HTCondor. It is a specialized workload management system for compute-intensive jobs created at the University of Wisconsin–Madison. The software framework operates as a distributed batch processing system, enabling users to harness idle computing power across networks of workstations and dedicated clusters. Its design focuses on efficiently managing large numbers of computational tasks, making it a cornerstone tool in the fields of high-throughput computing and distributed computing.

Overview

The system provides a comprehensive environment for submitting, queuing, scheduling, and monitoring computational workloads across distributed resources. It is particularly renowned for its ability to create a virtual pool of computing power from otherwise underutilized desktop machines, a concept known as cycle scavenging. This approach allows organizations to leverage existing IT infrastructure for scientific computing without requiring dedicated supercomputer resources. The project is stewarded by the Center for High Throughput Computing within the University of Wisconsin–Madison.

Architecture

The architecture is based on a central manager model that coordinates a pool of execute and submit machines. Key components include the *condor_schedd*, which manages job queues on submit nodes, and the *condor_startd*, which governs resource allocation on execute nodes. Communication and security are managed through a custom protocol, with strong integration into existing Kerberos and GSSAPI infrastructures for authentication. The system can interoperate with other grid computing infrastructures like the Open Science Grid and can utilize cloud computing resources from providers such as Amazon Web Services.

Job Management

Users define jobs via a structured job description file which specifies executable, arguments, and resource requirements. The system's matchmaking scheduler then pairs jobs with suitable machines based on policies and constraints. It provides sophisticated features for job monitoring, logging, and management, including mechanisms for checkpointing and process migration to enhance reliability. Integration with Docker and other containerization technologies allows for encapsulated execution environments, while its directed acyclic graph manager, **DAGMan**, handles complex workflows with dependencies.

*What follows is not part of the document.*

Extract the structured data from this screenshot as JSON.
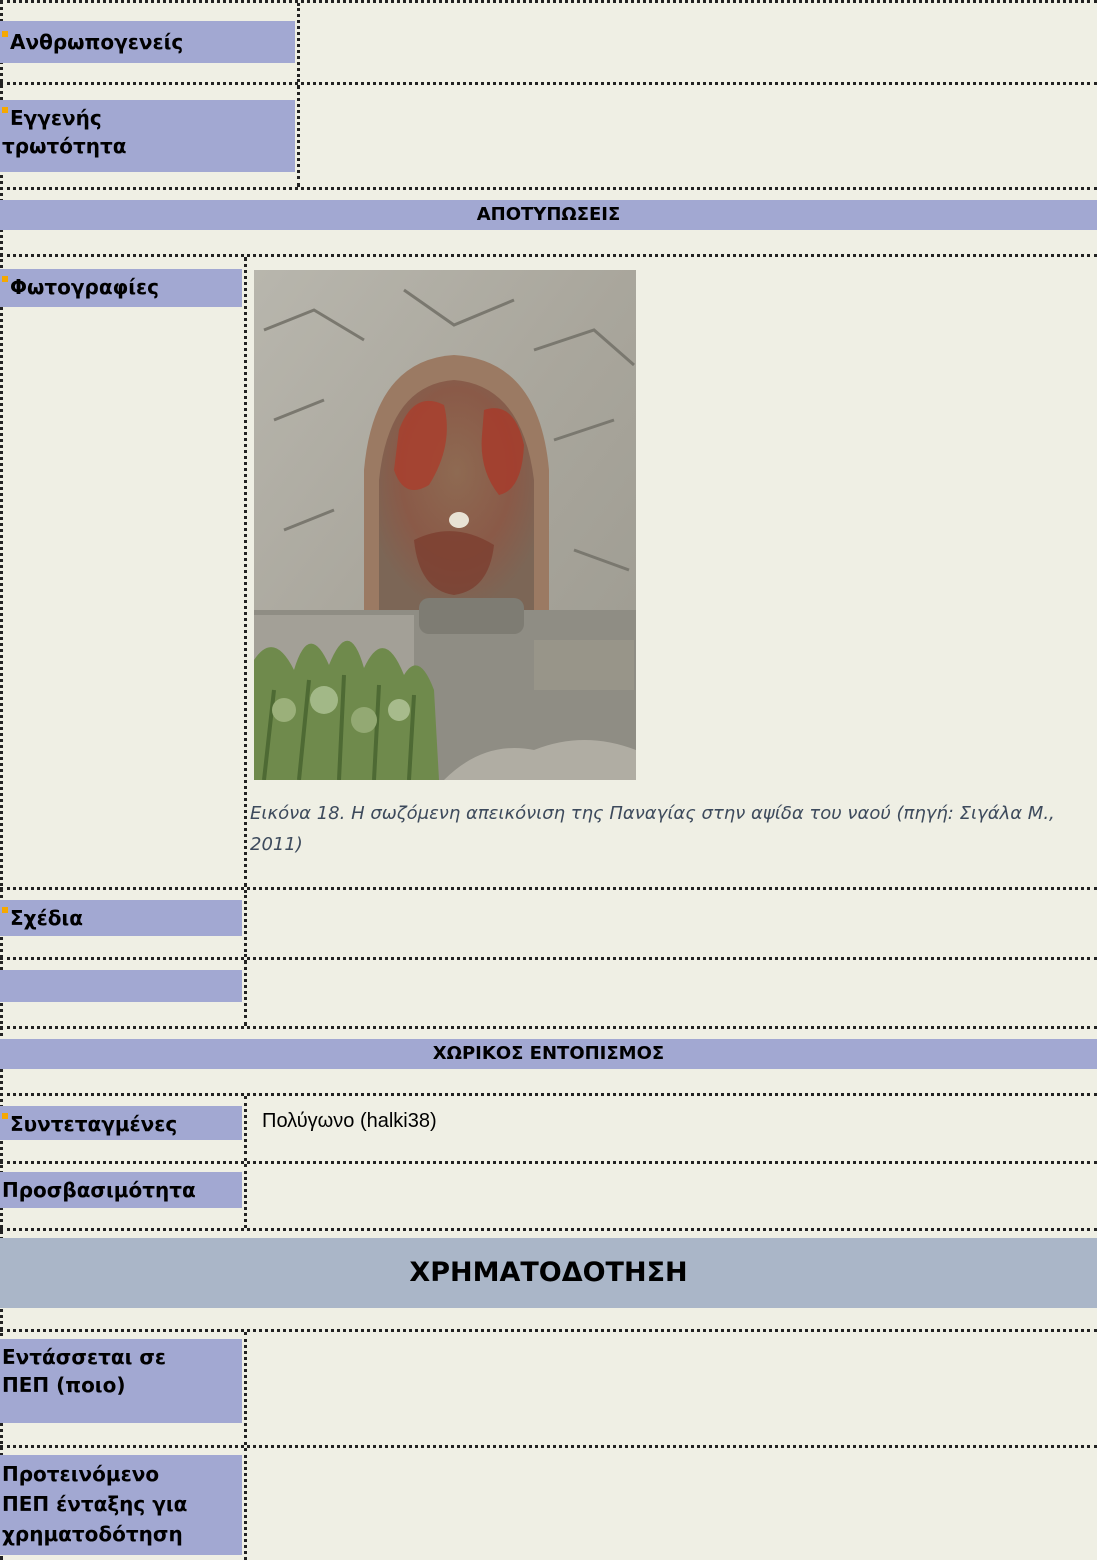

Use Cases and Applications

It is extensively used in scientific domains requiring large-scale parameter sweeps or Monte Carlo simulations, such as computational physics, bioinformatics, and astronomy. Notable projects utilizing the platform include the LIGO Scientific Collaboration for gravitational-wave data analysis and various high-energy physics experiments at CERN. Its ability to manage data-intensive computing workloads also makes it applicable in fields like machine learning model training and cryptography.

History and Development

The project originated in 1988 from the Condor project research team led by Miron Livny at the University of Wisconsin–Madison. Early development was funded by the National Science Foundation and the United States Department of Energy. A significant milestone was its adoption of the Apache License 2.0 in 2012, transitioning from a custom license to promote broader community use and contribution. The software's evolution has been closely tied to advancements in wide area network technologies and the rise of e-Science.

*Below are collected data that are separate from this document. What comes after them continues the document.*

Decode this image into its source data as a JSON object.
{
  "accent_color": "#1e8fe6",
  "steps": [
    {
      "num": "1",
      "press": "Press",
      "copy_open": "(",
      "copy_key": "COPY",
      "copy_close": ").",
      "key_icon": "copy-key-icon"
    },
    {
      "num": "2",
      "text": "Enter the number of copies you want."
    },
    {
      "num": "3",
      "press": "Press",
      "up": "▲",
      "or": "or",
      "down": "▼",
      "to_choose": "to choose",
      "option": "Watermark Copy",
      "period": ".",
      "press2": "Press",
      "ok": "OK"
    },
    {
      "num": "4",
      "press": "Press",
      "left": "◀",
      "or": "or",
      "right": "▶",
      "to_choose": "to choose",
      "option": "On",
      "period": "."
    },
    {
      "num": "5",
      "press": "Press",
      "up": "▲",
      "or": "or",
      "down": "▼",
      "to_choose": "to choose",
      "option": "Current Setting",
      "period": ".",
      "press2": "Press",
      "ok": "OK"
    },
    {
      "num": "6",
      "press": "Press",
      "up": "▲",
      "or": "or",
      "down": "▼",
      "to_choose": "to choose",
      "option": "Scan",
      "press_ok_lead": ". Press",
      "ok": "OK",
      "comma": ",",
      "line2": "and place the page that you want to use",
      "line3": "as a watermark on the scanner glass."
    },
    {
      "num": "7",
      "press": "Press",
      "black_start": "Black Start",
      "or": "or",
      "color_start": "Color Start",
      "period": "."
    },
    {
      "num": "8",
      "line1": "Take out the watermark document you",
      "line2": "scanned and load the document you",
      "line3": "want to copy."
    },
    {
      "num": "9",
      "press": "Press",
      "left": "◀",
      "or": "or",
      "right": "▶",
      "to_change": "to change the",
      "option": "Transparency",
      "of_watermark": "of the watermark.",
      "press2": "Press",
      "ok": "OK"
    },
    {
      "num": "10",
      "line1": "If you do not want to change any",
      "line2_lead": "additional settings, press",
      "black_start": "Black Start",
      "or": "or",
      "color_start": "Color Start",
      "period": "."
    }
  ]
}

The ecosystem interacts with numerous other distributed computing tools. It often serves as a local resource manager for larger grid computing systems like the Open Science Grid and the European Grid Infrastructure. It shares conceptual similarities with other batch-queueing systems like Slurm Workload Manager and Portable Batch System, though with a distinct focus on opportunistic resource harvesting. Related projects from the same research team include the Globus Toolkit for grid services and the HTCondor-C component for inter-grid job submission.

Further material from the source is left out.